Health
Mutated Bird Flu Sparks Pandemic Concerns: Study Reveals Potential Transmission Risk
United States: According to official reports, four human cases of bird flu have been identified this year, all linked to cattle farm exposure. Additionally, 143 dairy herds across a dozen US states have been contaminated with the virus.
Bird Flu’s Human Risk
Scientists warn that the H5N1 bird flu virus could become a pandemic like COVID-19, having already decimated populations of seals and cats.
Study Findings
Published in Nature, the study examined the virus affecting cows and assessed the potential human risk. The H5N1 virus extracted from an infected cow was found to spread to the mammary glands of mice and some ferrets.
Expert Insights
Keith Poulson, the co-author of the study and director of the Wisconsin Veterinary Diagnostic Laboratory, said, “There’s good news and bad news,” as salon.com reported.

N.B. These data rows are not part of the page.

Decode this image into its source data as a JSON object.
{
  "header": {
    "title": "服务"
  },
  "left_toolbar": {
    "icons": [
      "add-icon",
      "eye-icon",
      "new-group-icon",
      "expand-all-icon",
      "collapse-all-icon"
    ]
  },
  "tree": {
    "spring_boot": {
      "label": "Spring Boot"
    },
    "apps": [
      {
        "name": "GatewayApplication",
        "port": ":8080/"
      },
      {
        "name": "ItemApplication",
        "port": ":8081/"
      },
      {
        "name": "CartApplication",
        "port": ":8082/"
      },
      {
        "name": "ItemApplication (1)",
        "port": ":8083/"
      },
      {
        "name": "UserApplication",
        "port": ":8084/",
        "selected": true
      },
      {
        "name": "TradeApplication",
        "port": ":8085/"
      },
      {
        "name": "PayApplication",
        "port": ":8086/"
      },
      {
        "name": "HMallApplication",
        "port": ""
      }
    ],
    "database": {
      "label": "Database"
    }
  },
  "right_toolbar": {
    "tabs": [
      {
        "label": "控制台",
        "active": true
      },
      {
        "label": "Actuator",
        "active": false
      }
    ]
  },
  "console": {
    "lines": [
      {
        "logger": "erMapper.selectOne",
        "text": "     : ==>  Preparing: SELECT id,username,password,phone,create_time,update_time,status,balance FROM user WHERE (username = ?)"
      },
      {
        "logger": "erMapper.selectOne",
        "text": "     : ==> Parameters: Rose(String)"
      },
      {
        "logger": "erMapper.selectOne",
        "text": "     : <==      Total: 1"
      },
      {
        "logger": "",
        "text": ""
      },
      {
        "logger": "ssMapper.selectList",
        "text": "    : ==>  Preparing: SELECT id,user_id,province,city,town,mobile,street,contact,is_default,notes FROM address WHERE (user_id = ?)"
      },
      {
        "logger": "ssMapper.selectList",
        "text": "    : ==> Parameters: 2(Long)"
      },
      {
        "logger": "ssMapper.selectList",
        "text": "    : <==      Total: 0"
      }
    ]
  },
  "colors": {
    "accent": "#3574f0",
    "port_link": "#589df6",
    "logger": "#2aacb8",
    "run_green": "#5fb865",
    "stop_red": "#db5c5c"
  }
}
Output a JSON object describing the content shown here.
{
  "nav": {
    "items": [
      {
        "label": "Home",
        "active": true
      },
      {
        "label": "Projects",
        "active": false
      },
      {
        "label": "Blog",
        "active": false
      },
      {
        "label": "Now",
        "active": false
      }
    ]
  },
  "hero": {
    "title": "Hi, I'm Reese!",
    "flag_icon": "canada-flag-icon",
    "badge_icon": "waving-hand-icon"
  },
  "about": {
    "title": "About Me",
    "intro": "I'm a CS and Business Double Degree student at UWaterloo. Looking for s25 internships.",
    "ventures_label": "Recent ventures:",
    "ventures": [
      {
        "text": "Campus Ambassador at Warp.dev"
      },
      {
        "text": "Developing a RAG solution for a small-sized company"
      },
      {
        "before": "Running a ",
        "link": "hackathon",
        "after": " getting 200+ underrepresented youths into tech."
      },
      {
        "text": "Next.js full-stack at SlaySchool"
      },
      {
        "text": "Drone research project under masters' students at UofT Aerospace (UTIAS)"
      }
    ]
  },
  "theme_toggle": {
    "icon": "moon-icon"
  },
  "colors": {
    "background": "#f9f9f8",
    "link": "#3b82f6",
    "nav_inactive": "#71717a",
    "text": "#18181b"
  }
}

Poulson noted that the research provided a model for infecting lab animals and observed that the virus spread to various organs, including the brain, intestines, kidneys, heart, and lungs.
The virus is also transmitted from female mice to their pups through milk.
Moreover, as experts noted, influenza viruses generally spread rapidly in winter. However, they are more potent and dangerous than bird flu, as they spread readily among mammals through tough droplets in the air, expelled through sneezes or coughs by the infected.
The study showed that the current prevalent strain of bird flu is not potent enough for respiratory transmission, which is great news.
However, as Poulson added, “The bad news is that this will attach to both sets of sialic acid receptors.”
Poulson explains that these receptors are present across the upper respiratory tract of humans. In the case of birds, the H5N1 strains generally attack different sialic acid receptors.
Now, it has adapted to attach mammalian receptors, giving the virus more ability to be transmitted between people.
Therefore, Poulson stated, “So we really need to pay attention to this virus; we can’t let it continue to be endemic in our dairy herds,” as salon.com reported.